Leconte launched iUnit about a year and a half ago, and this new project will be the second in which iUnit is testing a concept Leconte hopes will slash rents and energy bills. The fledgling development firm is working on hooking its buildings to a smartphone application that will let tenants pay rent and make maintenance requests but will also give them tips on saving energy and compare their consumption to other apartments.
Eventually, Leconte said he hopes to roll utilities into one rent check and cut low-energy tenants a break each month.
“That’s the carrot,” Leconte said. “If they are able to be energy efficient they will save money, but if they were to go above a certain mark there would be an extra utility charge.”
The first iUnit project is a 40-unit complex named Eliot Flats at 32nd Avenue and Eliot Street in the Highlands. That building is scheduled to open in mid-February, Leconte said.

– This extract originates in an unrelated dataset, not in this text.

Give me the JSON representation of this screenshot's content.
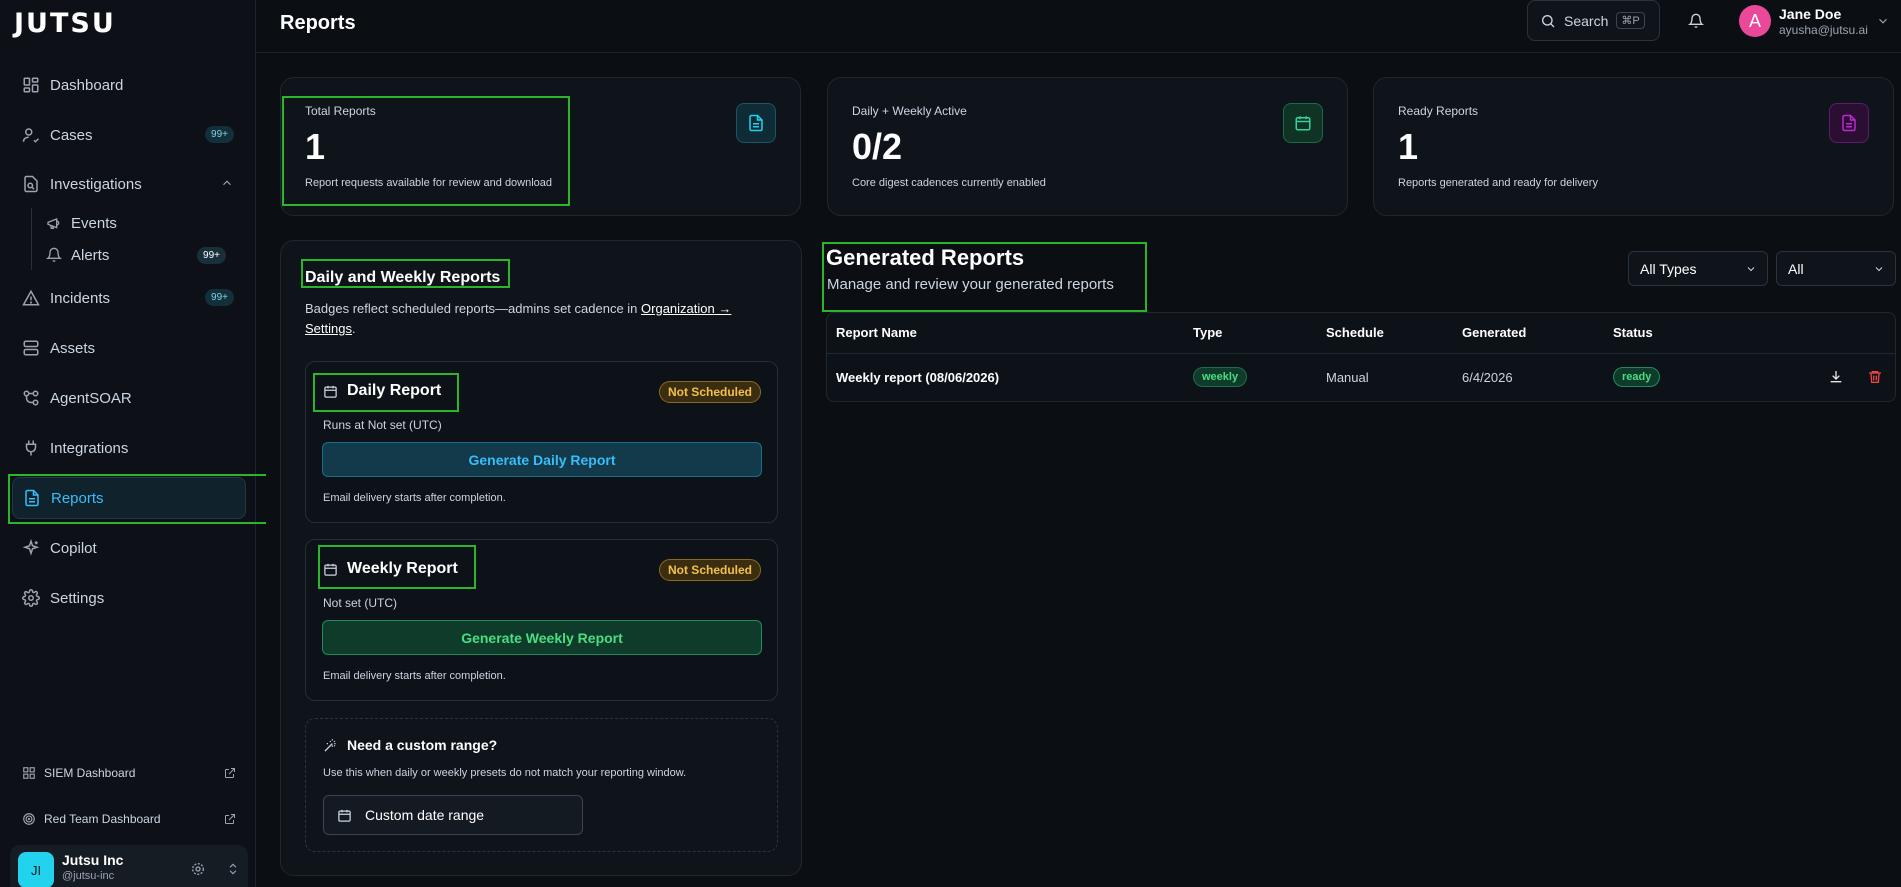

Leconte said all of the apartments will be studios at about 350 square feet. Leconte has yet to nail down final rental rates at Champa Street but said the studios at Eliot Flats start at less than $1,000 per month.
“We think the city has gotten way too expensive for a lot of people, and we want to address that,” Leconte said. “There’s really no special magic trick, we just have to get smaller with the units.”
Millennial renters will drive leasing at both of iUnit’s projects, Leconte guessed, but he said they have been pleasantly surprised to see some empty nesters take an interest in his projects.
Studio K2 is the architect on the Champa Flats project. IUnit will build the complex in components off site and then piece it together. Leconte said building in a warehouse – out of the wind, rain and snow – makes a better building.
“For us to make these units more energy efficient, we’re building them in a more controlled environment,” Leconte said. “We’re building a better quality building when it’s been built inside.”
Leconte declined to say what Champa Flats would cost to build or whether iUnit would put debt financing on the building. In a Form D filed with the SEC in October, Leconte’s firm reported it had raised $1.16 million of a $1.3 million fundraising push.
For now Eliot Flats and Champa Flats are the only two projects iUnit is planning in Denver. Leconte said the company is looking to the coasts for new development opportunities and may build studios as small as 300 square feet out of town.
“We believe that we’re at a good square footage for what we need to do to build a great project in Denver,” he said. “Land is still a little cheaper here than in San Francisco or Boston or New York.”